Lumajang, – Hari itu menjadi penanda sejarah baru bagi Kabupaten Lumajang. Setelah melalui perjuangan panjang selama bertahun-tahun, Stasiun Klakah akhirnya resmi disetujui untuk berganti nama menjadi Stasiun Lumajang.
Keputusan ini disampaikan langsung oleh Kepala Balai Teknik Perkeretaapian (BTP) Kelas I Surabaya, Denny Michels Adlan, yang menyebut bahwa usulan tersebut telah mendapat dukungan penuh dan kini tengah dalam proses finalisasi administratif di Direktorat Jenderal Perkeretaapian Kementerian Perhubungan.
“Kami melihat ini sebagai bentuk penyesuaian identitas wilayah. Nama stasiun adalah simbol kedaerahan, dan Lumajang pantas mendapat pengakuan itu,” kata Denny, Senin (11/8/25).
Baca juga: Inilah 5 Daerah dengan Kriminalitas Tertinggi di Jatim, Lumajang Nomor Berapa?
Selama ini, nama Lumajang tak pernah terdengar di antara deru kereta api yang berhenti di wilayah ini. Stasiun yang terletak di Kecamatan Klakah menjadi satu-satunya pintu masuk transportasi kereta api bagi kabupaten ini tanpa mencantumkan nama daerah induknya.
Akibatnya, Lumajang seperti absen dalam jaringan perkeretaapian nasional, meski secara administratif dan sejarah, kabupaten ini telah lama berdiri dan memiliki peran penting di wilayah timur Jawa.
Proses menuju penggantian nama stasiun ini bukanlah hal sepele. Pemerintah Kabupaten Lumajang telah mengajukan permintaan resmi sejak beberapa tahun lalu. Mulai dari surat menyurat ke kementerian, kajian teknis dan sejarah, hingga audiensi lintas lembagasemua ditempuh demi satu tujuan mengembalikan nama Lumajang ke tempat yang semestinya.
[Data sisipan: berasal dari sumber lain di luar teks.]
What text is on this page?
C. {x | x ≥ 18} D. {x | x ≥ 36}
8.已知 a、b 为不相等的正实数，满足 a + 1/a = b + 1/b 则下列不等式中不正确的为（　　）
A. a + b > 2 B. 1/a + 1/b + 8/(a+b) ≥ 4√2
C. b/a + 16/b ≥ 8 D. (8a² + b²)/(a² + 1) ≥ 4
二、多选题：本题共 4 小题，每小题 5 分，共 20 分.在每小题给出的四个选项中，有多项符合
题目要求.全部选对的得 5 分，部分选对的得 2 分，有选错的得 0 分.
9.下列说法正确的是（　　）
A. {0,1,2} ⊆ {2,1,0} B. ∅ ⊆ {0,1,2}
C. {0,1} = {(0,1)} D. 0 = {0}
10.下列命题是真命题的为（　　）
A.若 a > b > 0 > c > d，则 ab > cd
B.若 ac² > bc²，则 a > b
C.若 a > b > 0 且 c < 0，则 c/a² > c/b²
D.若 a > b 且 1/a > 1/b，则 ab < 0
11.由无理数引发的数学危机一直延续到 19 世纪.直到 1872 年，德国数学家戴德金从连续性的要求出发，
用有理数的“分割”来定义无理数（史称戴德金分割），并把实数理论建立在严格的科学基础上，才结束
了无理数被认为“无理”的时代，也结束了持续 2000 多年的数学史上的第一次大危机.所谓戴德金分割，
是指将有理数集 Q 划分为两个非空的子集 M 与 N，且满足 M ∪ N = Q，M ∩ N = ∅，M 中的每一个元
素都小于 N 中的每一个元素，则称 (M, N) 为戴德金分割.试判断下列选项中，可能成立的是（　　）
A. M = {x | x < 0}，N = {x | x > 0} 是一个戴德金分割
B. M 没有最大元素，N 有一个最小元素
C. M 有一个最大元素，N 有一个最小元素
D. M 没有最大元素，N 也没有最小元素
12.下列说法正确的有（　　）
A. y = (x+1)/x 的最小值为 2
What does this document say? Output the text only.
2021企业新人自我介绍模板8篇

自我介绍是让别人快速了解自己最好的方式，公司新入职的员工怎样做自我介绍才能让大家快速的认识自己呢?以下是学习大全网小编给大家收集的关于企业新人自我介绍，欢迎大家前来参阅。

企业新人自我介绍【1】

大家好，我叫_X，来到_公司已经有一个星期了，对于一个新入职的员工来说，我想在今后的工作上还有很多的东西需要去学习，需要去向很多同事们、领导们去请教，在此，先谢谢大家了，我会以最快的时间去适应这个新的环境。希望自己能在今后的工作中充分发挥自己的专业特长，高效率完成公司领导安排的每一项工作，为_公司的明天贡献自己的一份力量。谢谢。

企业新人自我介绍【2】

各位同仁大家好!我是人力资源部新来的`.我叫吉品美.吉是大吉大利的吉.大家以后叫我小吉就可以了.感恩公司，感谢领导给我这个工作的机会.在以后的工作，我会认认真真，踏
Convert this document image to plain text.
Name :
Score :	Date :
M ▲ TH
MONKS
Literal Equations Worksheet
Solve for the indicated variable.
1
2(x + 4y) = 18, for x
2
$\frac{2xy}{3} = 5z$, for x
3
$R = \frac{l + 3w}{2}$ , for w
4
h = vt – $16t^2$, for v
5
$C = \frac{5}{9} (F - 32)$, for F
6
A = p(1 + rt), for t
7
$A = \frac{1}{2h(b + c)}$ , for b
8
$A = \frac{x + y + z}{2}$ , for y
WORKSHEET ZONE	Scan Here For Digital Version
Bupati Lumajang, Indah Amperawati (Bunda Indah), menyambut kabar ini dengan penuh syukur dan haru. “Ini bukan sekadar pergantian nama stasiun. Ini adalah kemenangan batin bagi warga Lumajang. Akhirnya, nama daerah kita diakui dalam jaringan perkeretaapian nasional,” ucapnya.
Nama memang bukan segalanya, tapi nama bisa menyimpan makna. Selama ini, wisatawan yang turun di Stasiun Klakah tidak pernah benar-benar tahu bahwa mereka telah menginjak tanah Lumajang. Sopir-sopir ojek dan travel pun sering kali harus menjelaskan berkali-kali: “Ini memang Lumajang, cuma nama stasiunnya Klakah.”
Cerita-cerita kecil seperti ini menjadi luka kolektif. Dan karena itu, ketika akhirnya nama Lumajang akan terpampang di papan stasiun, terdengar dalam pengeras suara kereta, dan tercetak di tiket, rasanya seperti lembar sejarah baru dibuka untuk daerah ini.
“Ini tentang kedaulatan simbolik. Bayangkan, sebuah kabupaten tidak punya stasiun bernama sesuai wilayahnya. Itu membuat kita nyaris tak terpetakan dalam sistem nasional,” ujar Sastro Wijoyo, dosen sejarah lokal di Lumajang.
Langkah ini juga menjadi penanda penting dalam strategi branding dan pariwisata daerah. Nama stasiun adalah pintu masuk pertama bagi wisatawan. Ketika mereka melihat Stasiun Lumajang, maka keterhubungan emosional dan geografis langsung terbentuk.
Kepala Dinas Perhubungan Kabupaten Lumajang, Rasmin, menegaskan bahwa pihaknya siap melakukan penyesuaian teknis yang dibutuhkan pasca-pergantian nama, termasuk penataan ulang kawasan sekitar stasiun agar lebih representatif dan sesuai dengan identitas kota.
“Ini bukan sekadar ganti papan nama. Kita ingin membangun ulang wajah Lumajang dari pintu gerbang transportasinya,” kata dia.
Tak sedikit warga yang menyambut kabar ini dengan haru. Bu Lestari, 58 tahun, yang setiap bulan naik kereta untuk menjenguk anaknya di Malang, mengaku sangat bangga. “Nanti saya bisa bilang ke orang-orang, saya naik dari Stasiun Lumajang, bukan Klakah lagi,” ujarnya tersenyum.